W grudniu 1984 roku wraz z Jackiem Machcińskim otrzymał bardzo trudne zadanie zastąpienie trenera Wojciecha Łazarka w serca poznańskich kibiców, a przede wszystkim podtrzymania świetnych wyników Kolejorza z czasów Baryły". Tandem z Machcińskim, obaj pracowali na równych zasadach w roli pierwszego szkoleniowca, był pierwszym takim trenerskim duetem w całych dziejach Lecha. I choć skończyło się na niezłym czwartym miejscu i awansie do Pucharu UEFA, trudno wiosnę 1985 było zaliczyć do udanych. Znakomite bowiem mecze m.in. wygrane z Legią 1:0 czy w Krakowie z Wisłą 2:0, przeplatały się ze wstydliwymi porażkami jako choćby sławetne 0:4 w Poznaniu z Widzewem. Jezierski z Machcińskim zakończyli pobyt w Lechu z końcem maja, ten drugi wkrótce na dobre rozstał się z trenerskim fachem, a pan Leszek choć osiągał dalsze sukcesy marzył o ponownej, ale już udanej pracy w Kolejorzu. Te marzenia obok chęci bycia selekcjonerem narodowej reprezentacji nigdy już niestety nie ziszczą się.

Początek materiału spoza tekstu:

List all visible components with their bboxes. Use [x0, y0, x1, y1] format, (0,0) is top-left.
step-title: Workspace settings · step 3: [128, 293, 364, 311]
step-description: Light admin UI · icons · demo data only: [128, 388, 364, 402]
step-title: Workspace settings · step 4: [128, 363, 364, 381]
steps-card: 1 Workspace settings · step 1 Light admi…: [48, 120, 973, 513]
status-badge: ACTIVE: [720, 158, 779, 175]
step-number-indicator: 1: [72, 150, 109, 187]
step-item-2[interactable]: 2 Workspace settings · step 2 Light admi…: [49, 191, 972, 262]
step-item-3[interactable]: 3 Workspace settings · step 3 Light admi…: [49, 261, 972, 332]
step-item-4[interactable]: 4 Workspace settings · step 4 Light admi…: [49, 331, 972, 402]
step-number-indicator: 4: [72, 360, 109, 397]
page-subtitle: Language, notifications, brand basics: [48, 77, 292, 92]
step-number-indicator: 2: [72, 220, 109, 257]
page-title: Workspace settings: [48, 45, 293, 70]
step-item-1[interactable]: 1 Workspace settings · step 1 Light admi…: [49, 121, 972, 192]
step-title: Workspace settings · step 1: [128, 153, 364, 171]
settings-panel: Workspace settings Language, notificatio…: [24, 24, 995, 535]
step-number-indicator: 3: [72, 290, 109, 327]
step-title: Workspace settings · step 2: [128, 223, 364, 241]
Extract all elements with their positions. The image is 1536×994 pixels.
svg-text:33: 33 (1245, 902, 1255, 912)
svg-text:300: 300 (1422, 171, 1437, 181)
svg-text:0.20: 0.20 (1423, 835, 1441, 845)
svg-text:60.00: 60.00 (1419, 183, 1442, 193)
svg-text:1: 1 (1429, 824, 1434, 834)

Urodził się w Lublinie 12 maja 1929 roku i tu też rozpoczynał piłkarską karierę w Lubliniance(1945-50), by jako utalentowany poborowy trafić na 2 lata do Legii Warszawa (1951-52). Po wojsku związał się na długo z ŁKS Łódź, gdzie grał do 1961. To w jego barwach zdobył swój pierwszy i jedyny zawodniczy tytuł mistrza Polski w 1958 a także wywalczył Puchar Polski w 1957. Karierę kończył w łódzkim Starcie i Włókniarzu. W latach 1954-58 rozegrał sześć spotkań w narodowych barwach.
Dużo więcej sukcesów osiągnął na trenerskiej niwie. Rozpoczął od pracy z młodzieżą i mistrzostwa Polski juniorów z MKS Halą Łódź w 1966. Był też twórcą potęgi łódzkiego Widzewa awansując z nim od ligi okręgowej do ekstraklasy. Z Ruchem Chorzów z kolei wywalczył mistrzostwo Polski w 1979, a z Pogonią Szczecin wicemistrzostwo w 1987. Najczęściej pracował z ukochanym ŁKS Łódź, bo aż czterokrotnie. Zawitał też do Bydgoszczy, krótko trenują miejscowego Zawiszę. Trzykrotnie wybierano go w plebiscycie Piłki Nożnej" najlepszym trenerem w Polsce - 1975,1976 i 1987 roku.
Ze względu na staż pracy zwany był Dziekanem polskich trenerów, a racji niskiego wzrostu i cech przywódczych - Napoleonem. W latach 1975-99 prowadził w ekstraklasie jako szkoleniowiec sześć zespołów w 469 ligowych meczach, w tym 10 poznańskiego Lecha. Planował w marcu tego roku wizytę na Bułgarskiej w związku zakończeniem obchodów 85-lecia Kolejorza.